We Absolutely Need a Religious Test for Refugees

islamic state
SAFIN HAMED/AFP/Getty

President Barack Obama hit Republicans last week for suggesting the U.S. should favor Christian refugees over Muslims:

…[W]hen I hear political leaders suggesting that there would be a religious test for which a person who’s fleeing from a war-torn country is admitted, when some of those folks themselves come from families who benefitted from protection when they were fleeing political persecution — that’s shameful. That’s not American. That’s not who we are. We don’t have religious tests to our compassion.

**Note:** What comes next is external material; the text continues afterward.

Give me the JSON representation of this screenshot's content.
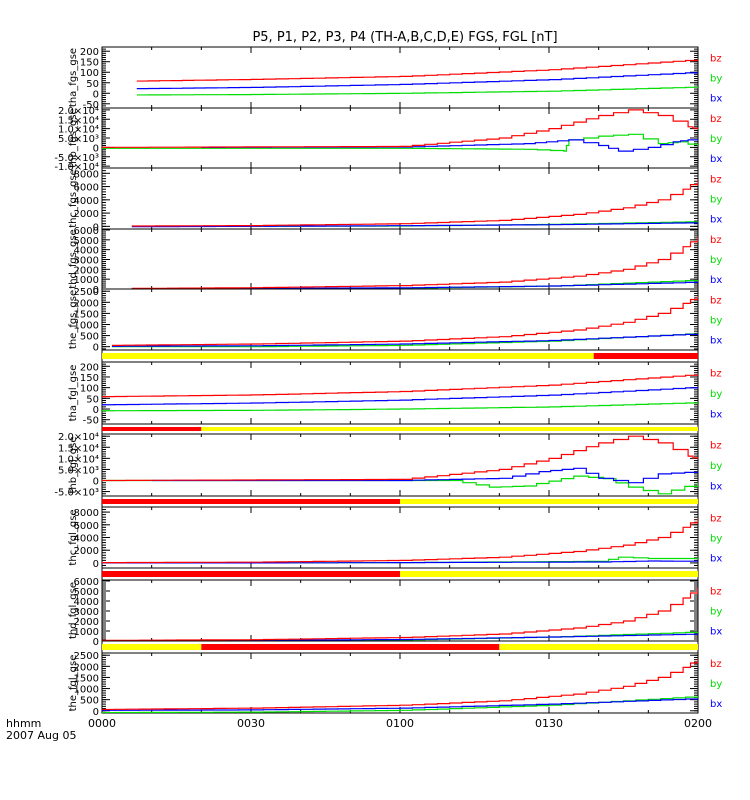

But there are very good reasons to apply a religious test to Syrian refugees. The first is that some religious groups–Yazidis and Christian Arabs in particular–have been singled out for slaughter, slavery, and expulsion. Unlike Sunni and Shia Muslims, who theoretically have support from neighboring states, the Yazidis and Christians have no one to save them and nowhere to go.

As others have pointed out, U.S. law already asks applicants to prove they are victims of religious persecution. The appropriate solution for other people fleeing war-torn countries is to provide temporary shelter and humanitarian relief until the war is over.

The left has resorted to comparing the Syrian refugees to Jewish refugees fleeing Europe before the Holocaust. (I have debunked that analogy elsewhere.) But saving the Jews of Europe would have required applying a religious test. Jews alone were singled out for extermination. If the U.S. had agreed simply to accept a general group of refugees from Europe, including but not prioritizing Jews, that would have meant saving fewer Jews, by definition. (In fact, after the war, the U.S. prioritized Jewish refugees.)

Obama chose the term “religious test” because it comes from the Constitution, which prohibits a religious test for public office. But the Constitution does not prohibit a religious test for refugees–and, indeed, without it our policy would be less compassionate.

In the present crisis, we can and should prioritize Christian and Yazidi refugees, as well as Iraqis of all faiths who helped the U.S. during the war, whom the Obama administration shamefully abandoned. We could also admit Muslim refugees who can show that they qualify for that status due to religious persecution, and perhaps for other compelling reasons.

But simply to commit to taking in tens of thousands of people–more, once their families become eligible to immigrate–is a dubious policy, especially when the international community has done next to nothing to stop the war that remains the root cause of the ongoing Syrian exodus. The fact that terrorist organizations have clearly learned to take advantage of the refugee exodus is another reason to reconsider.

A religious test for refugees is not bigotry–and saying so merely poisons public debate, as President Obama, sadly, does so often.